A Long Post to Ask for a Simple Favor:
If you’re searching for a specific item from one of your favorite sellers, do us a favor and click on a non-promoted listing. By doing so you’re either leaving us with unspent ad money (good!) or allowing that money to be used to promote items to potential new customers (also good!).
(It only took me 1200+ words to get to the point this time! This is why I write novels and hate Twitter.)
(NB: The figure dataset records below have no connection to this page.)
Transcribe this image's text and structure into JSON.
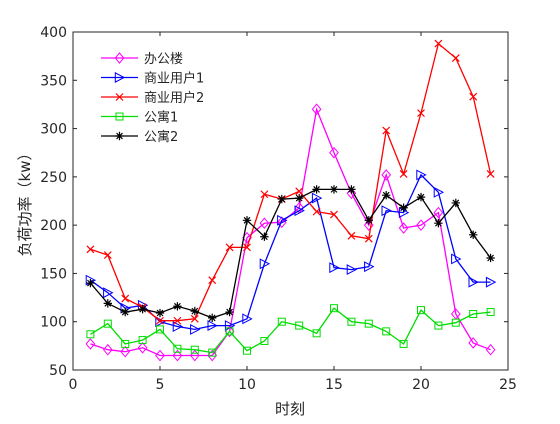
{
  "chart_data": {
    "type": "line",
    "xlabel": "时刻",
    "ylabel": "负荷功率（kw）",
    "xlim": [
      0,
      25
    ],
    "ylim": [
      50,
      400
    ],
    "xticks": [
      0,
      5,
      10,
      15,
      20,
      25
    ],
    "yticks": [
      50,
      100,
      150,
      200,
      250,
      300,
      350,
      400
    ],
    "grid": false,
    "legend_position": "top-left",
    "x": [
      1,
      2,
      3,
      4,
      5,
      6,
      7,
      8,
      9,
      10,
      11,
      12,
      13,
      14,
      15,
      16,
      17,
      18,
      19,
      20,
      21,
      22,
      23,
      24
    ],
    "series": [
      {
        "name": "办公楼",
        "color": "#ff00ff",
        "marker": "diamond",
        "values": [
          77,
          71,
          69,
          73,
          65,
          65,
          65,
          65,
          90,
          187,
          202,
          203,
          218,
          320,
          275,
          233,
          200,
          252,
          197,
          200,
          213,
          108,
          78,
          71
        ]
      },
      {
        "name": "商业用户1",
        "color": "#0000ff",
        "marker": "triangle-right",
        "values": [
          143,
          130,
          114,
          117,
          100,
          95,
          92,
          96,
          96,
          103,
          160,
          205,
          215,
          228,
          156,
          154,
          157,
          215,
          213,
          252,
          234,
          165,
          141,
          141
        ]
      },
      {
        "name": "商业用户2",
        "color": "#ff0000",
        "marker": "x",
        "values": [
          175,
          169,
          124,
          115,
          101,
          101,
          103,
          143,
          177,
          177,
          232,
          227,
          235,
          214,
          211,
          189,
          186,
          298,
          253,
          316,
          388,
          373,
          333,
          253
        ]
      },
      {
        "name": "公寓1",
        "color": "#00dd00",
        "marker": "square",
        "values": [
          87,
          98,
          77,
          81,
          92,
          72,
          71,
          68,
          90,
          70,
          80,
          100,
          96,
          88,
          114,
          100,
          98,
          90,
          77,
          112,
          96,
          99,
          108,
          110
        ]
      },
      {
        "name": "公寓2",
        "color": "#000000",
        "marker": "star",
        "values": [
          140,
          119,
          110,
          113,
          109,
          116,
          111,
          104,
          110,
          205,
          188,
          227,
          228,
          237,
          237,
          237,
          205,
          231,
          218,
          229,
          202,
          223,
          190,
          166
        ]
      }
    ]
  }
}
How else to find your favorite items:
Etsy actually makes it super-hard for you to get from a given listing to my store (try it sometime, it’s a tiny, underlined link), which is why most people use search in the first place. To make it easy to not click on promoted listings you can:
- Never click on the first row of results: Those are always Promoted Listings.
- Favorite the Shop: Here’s mine. Just click on the little button that says “Favorite Shop” with a heart. When you go to Etsy you can then go to your Favorites > Favorite Shops and head right to NightBlooming from there.
- Favorite the item: I know some of you have literally THOUSANDS of favorite items, which is why you can then also
- Create and add the item to an “Owned” list. Doing this is super-simple and it’s my favorite way to keep track of things I want to repurchase.
Then, when you go to your Favorite Lists, you’ll see all those items in one handy place:
Thank you so much!
I love that I can tell you all these things because I know you care passionately about supporting your favorite artisans.
I’m always happy to answer questions and comments that you might have below!